David - Musings of an SRE

Parsing S3 Logs with GoAccess and s3cmd Sync

In this post, I’d like to demostrate a way of analyzing logs gathered through Amazon AWS’s log collection using the awesome tool GoAccess as well as going through a quick walkthrough in setting up S3cmd Sync to pull down your logs quickly from your S3 buckets.

Why GoAccess?

So far for me, GoAccess has a great suite of analytic tools from Terminal outputs like:

test To HTML reports like: test

Lets get started!

Prerequisite:

  • You’re already storing AWS Elastic Load Balancer logs
  • You’re already storing AWS S3 Logs

If you’re not sure how to start, please check out the link here for setting up ELB logs and here for setting up S3 logs.

Installing GoAccess

The best way to install GoAccess in my opinion is still from source.

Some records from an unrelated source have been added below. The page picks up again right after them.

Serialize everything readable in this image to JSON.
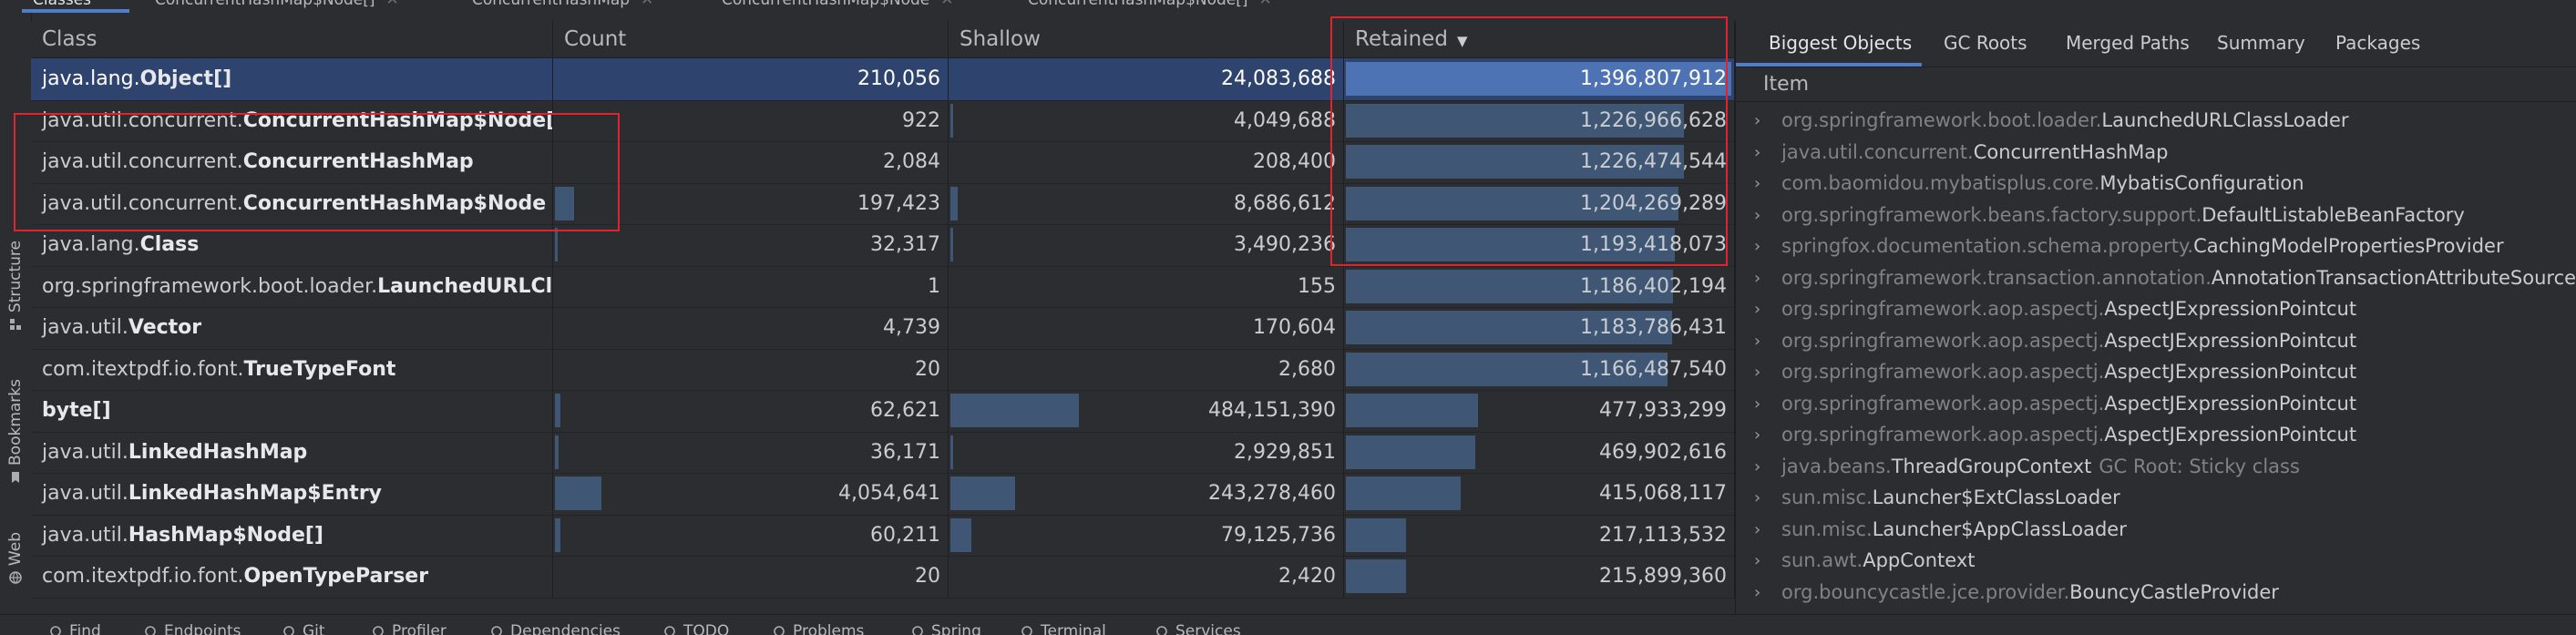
{
  "top_tabs": [
    {
      "label": "Classes"
    },
    {
      "label": "ConcurrentHashMap$Node[]"
    },
    {
      "label": "ConcurrentHashMap"
    },
    {
      "label": "ConcurrentHashMap$Node"
    },
    {
      "label": "ConcurrentHashMap$Node[]"
    }
  ],
  "left_tools": [
    {
      "label": "Structure",
      "icon": "structure-icon"
    },
    {
      "label": "Bookmarks",
      "icon": "bookmark-icon"
    },
    {
      "label": "Web",
      "icon": "web-icon"
    }
  ],
  "table": {
    "headers": {
      "class": "Class",
      "count": "Count",
      "shallow": "Shallow",
      "retained": "Retained"
    },
    "sort_indicator": "▼",
    "rows": [
      {
        "pkg": "java.lang.",
        "cls": "Object[]",
        "count": "210,056",
        "shallow": "24,083,688",
        "retained": "1,396,807,912",
        "count_bar": 0,
        "shallow_bar": 0,
        "retained_bar": 1.0,
        "selected": true
      },
      {
        "pkg": "java.util.concurrent.",
        "cls": "ConcurrentHashMap$Node[]",
        "count": "922",
        "shallow": "4,049,688",
        "retained": "1,226,966,628",
        "count_bar": 0,
        "shallow_bar": 0.008,
        "retained_bar": 0.878
      },
      {
        "pkg": "java.util.concurrent.",
        "cls": "ConcurrentHashMap",
        "count": "2,084",
        "shallow": "208,400",
        "retained": "1,226,474,544",
        "count_bar": 0,
        "shallow_bar": 0,
        "retained_bar": 0.878
      },
      {
        "pkg": "java.util.concurrent.",
        "cls": "ConcurrentHashMap$Node",
        "count": "197,423",
        "shallow": "8,686,612",
        "retained": "1,204,269,289",
        "count_bar": 0.049,
        "shallow_bar": 0.018,
        "retained_bar": 0.862
      },
      {
        "pkg": "java.lang.",
        "cls": "Class",
        "count": "32,317",
        "shallow": "3,490,236",
        "retained": "1,193,418,073",
        "count_bar": 0.008,
        "shallow_bar": 0.007,
        "retained_bar": 0.854
      },
      {
        "pkg": "org.springframework.boot.loader.",
        "cls": "LaunchedURLClass",
        "count": "1",
        "shallow": "155",
        "retained": "1,186,402,194",
        "count_bar": 0,
        "shallow_bar": 0,
        "retained_bar": 0.849
      },
      {
        "pkg": "java.util.",
        "cls": "Vector",
        "count": "4,739",
        "shallow": "170,604",
        "retained": "1,183,786,431",
        "count_bar": 0,
        "shallow_bar": 0,
        "retained_bar": 0.847
      },
      {
        "pkg": "com.itextpdf.io.font.",
        "cls": "TrueTypeFont",
        "count": "20",
        "shallow": "2,680",
        "retained": "1,166,487,540",
        "count_bar": 0,
        "shallow_bar": 0,
        "retained_bar": 0.835
      },
      {
        "pkg": "",
        "cls": "byte[]",
        "count": "62,621",
        "shallow": "484,151,390",
        "retained": "477,933,299",
        "count_bar": 0.015,
        "shallow_bar": 0.33,
        "retained_bar": 0.342
      },
      {
        "pkg": "java.util.",
        "cls": "LinkedHashMap",
        "count": "36,171",
        "shallow": "2,929,851",
        "retained": "469,902,616",
        "count_bar": 0.009,
        "shallow_bar": 0.006,
        "retained_bar": 0.336
      },
      {
        "pkg": "java.util.",
        "cls": "LinkedHashMap$Entry",
        "count": "4,054,641",
        "shallow": "243,278,460",
        "retained": "415,068,117",
        "count_bar": 0.12,
        "shallow_bar": 0.166,
        "retained_bar": 0.297
      },
      {
        "pkg": "java.util.",
        "cls": "HashMap$Node[]",
        "count": "60,211",
        "shallow": "79,125,736",
        "retained": "217,113,532",
        "count_bar": 0.015,
        "shallow_bar": 0.054,
        "retained_bar": 0.155
      },
      {
        "pkg": "com.itextpdf.io.font.",
        "cls": "OpenTypeParser",
        "count": "20",
        "shallow": "2,420",
        "retained": "215,899,360",
        "count_bar": 0,
        "shallow_bar": 0,
        "retained_bar": 0.155
      }
    ]
  },
  "right_panel": {
    "tabs": [
      {
        "label": "Biggest Objects",
        "active": true
      },
      {
        "label": "GC Roots"
      },
      {
        "label": "Merged Paths"
      },
      {
        "label": "Summary"
      },
      {
        "label": "Packages"
      }
    ],
    "column_header": "Item",
    "items": [
      {
        "pkg": "org.springframework.boot.loader.",
        "cls": "LaunchedURLClassLoader",
        "extra": ""
      },
      {
        "pkg": "java.util.concurrent.",
        "cls": "ConcurrentHashMap",
        "extra": ""
      },
      {
        "pkg": "com.baomidou.mybatisplus.core.",
        "cls": "MybatisConfiguration",
        "extra": ""
      },
      {
        "pkg": "org.springframework.beans.factory.support.",
        "cls": "DefaultListableBeanFactory",
        "extra": ""
      },
      {
        "pkg": "springfox.documentation.schema.property.",
        "cls": "CachingModelPropertiesProvider",
        "extra": ""
      },
      {
        "pkg": "org.springframework.transaction.annotation.",
        "cls": "AnnotationTransactionAttributeSource",
        "extra": ""
      },
      {
        "pkg": "org.springframework.aop.aspectj.",
        "cls": "AspectJExpressionPointcut",
        "extra": ""
      },
      {
        "pkg": "org.springframework.aop.aspectj.",
        "cls": "AspectJExpressionPointcut",
        "extra": ""
      },
      {
        "pkg": "org.springframework.aop.aspectj.",
        "cls": "AspectJExpressionPointcut",
        "extra": ""
      },
      {
        "pkg": "org.springframework.aop.aspectj.",
        "cls": "AspectJExpressionPointcut",
        "extra": ""
      },
      {
        "pkg": "org.springframework.aop.aspectj.",
        "cls": "AspectJExpressionPointcut",
        "extra": ""
      },
      {
        "pkg": "java.beans.",
        "cls": "ThreadGroupContext",
        "extra": "GC Root: Sticky class"
      },
      {
        "pkg": "sun.misc.",
        "cls": "Launcher$ExtClassLoader",
        "extra": ""
      },
      {
        "pkg": "sun.misc.",
        "cls": "Launcher$AppClassLoader",
        "extra": ""
      },
      {
        "pkg": "sun.awt.",
        "cls": "AppContext",
        "extra": ""
      },
      {
        "pkg": "org.bouncycastle.jce.provider.",
        "cls": "BouncyCastleProvider",
        "extra": ""
      }
    ]
  },
  "bottom_tools": [
    {
      "label": "Find",
      "icon": "search-icon"
    },
    {
      "label": "Endpoints",
      "icon": "endpoints-icon"
    },
    {
      "label": "Git",
      "icon": "git-icon"
    },
    {
      "label": "Profiler",
      "icon": "profiler-icon"
    },
    {
      "label": "Dependencies",
      "icon": "dependencies-icon"
    },
    {
      "label": "TODO",
      "icon": "todo-icon"
    },
    {
      "label": "Problems",
      "icon": "problems-icon"
    },
    {
      "label": "Spring",
      "icon": "spring-icon"
    },
    {
      "label": "Terminal",
      "icon": "terminal-icon"
    },
    {
      "label": "Services",
      "icon": "services-icon"
    }
  ],
  "colors": {
    "accent": "#4e7ec9",
    "highlight": "#e0242e",
    "selection": "#2e436e",
    "bar": "#3f5674"
  }
}
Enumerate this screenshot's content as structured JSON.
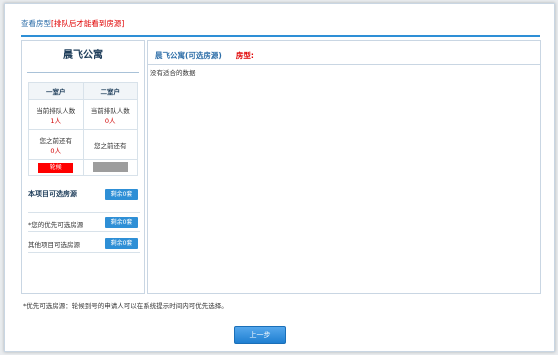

$ git clone https://github.com/allinurl/goaccess.git
$ cd goaccess
$ autoreconf -fi
$ ./configure --enable-geoip --enable-utf8
$ make
# make install

Install the various configuration scripts

GoAccess have a couple of predefined log formats that it currently supports.

From:

  • Common Log Format (CLF)
  • Combined Log Format (XLF/ELF)
  • W3C Format (IIS)
  • Amazon CloudFront (Download Distribution).

Surprisingly, they haven’t added Amazon’s ELB log format and S3 access format by default.

But no worries, you can easily do it on your own.

Open up ~/.goaccessrc, create it if there’s nothing there.

Add the following:

# ~/.goaccessrc

# AWS S3 Log Format
date-format %d/%b/%Y
log-format %^ %^ [%d:%^] %h %^ %^ %^ %^ "%^ %r %^" %s %^ %b %^ %^ %^ "%^" "%u" %^

# AWS Elastic Load Balancer Log Format
log-format %dT%t.%^ %^ %h:%^ %^ %T %^ %^ %^ %s %^ %b "%r" "%u"
date-format %Y-%m-%d
time-format %H:%M:%S

Note: Please ensure that your log-formats are all returned each in a single line.

Pull your logs using S3cmd

Prerequisite:

  • Download and Install S3cmd.

A quick way to setup s3cmd is to use your favorite package manager to install.

# Ubuntu
$ sudo apt-get install s3cmd

# RHEL/Centos/Fedora
$ sudo yum install s3cmd

# Homebrew (OSX)
$ brew install s3cmd

Once that is done, prepare your AWS Access Key and Access Secret. You’ll need to put those details in when you configure it:

$ s3cmd --configure

Just go through the various prompt. Default answers are usually fine. It should be quite straight forward.

And you’re done!

Now, all you need is to sync it up with

$ s3cmd sync  s3://bucket-name/path/ /path/to/your/local/dir

And you’re done!

Analyze Away!

Now, go to your /path/to/your/local/dir/ directory and run find . -exec cat {} \; | goaccess -a and you should see GoAcccess parsing your logs.

I hope this would be useful for you guys looking to make sense of your AWS logs.

References: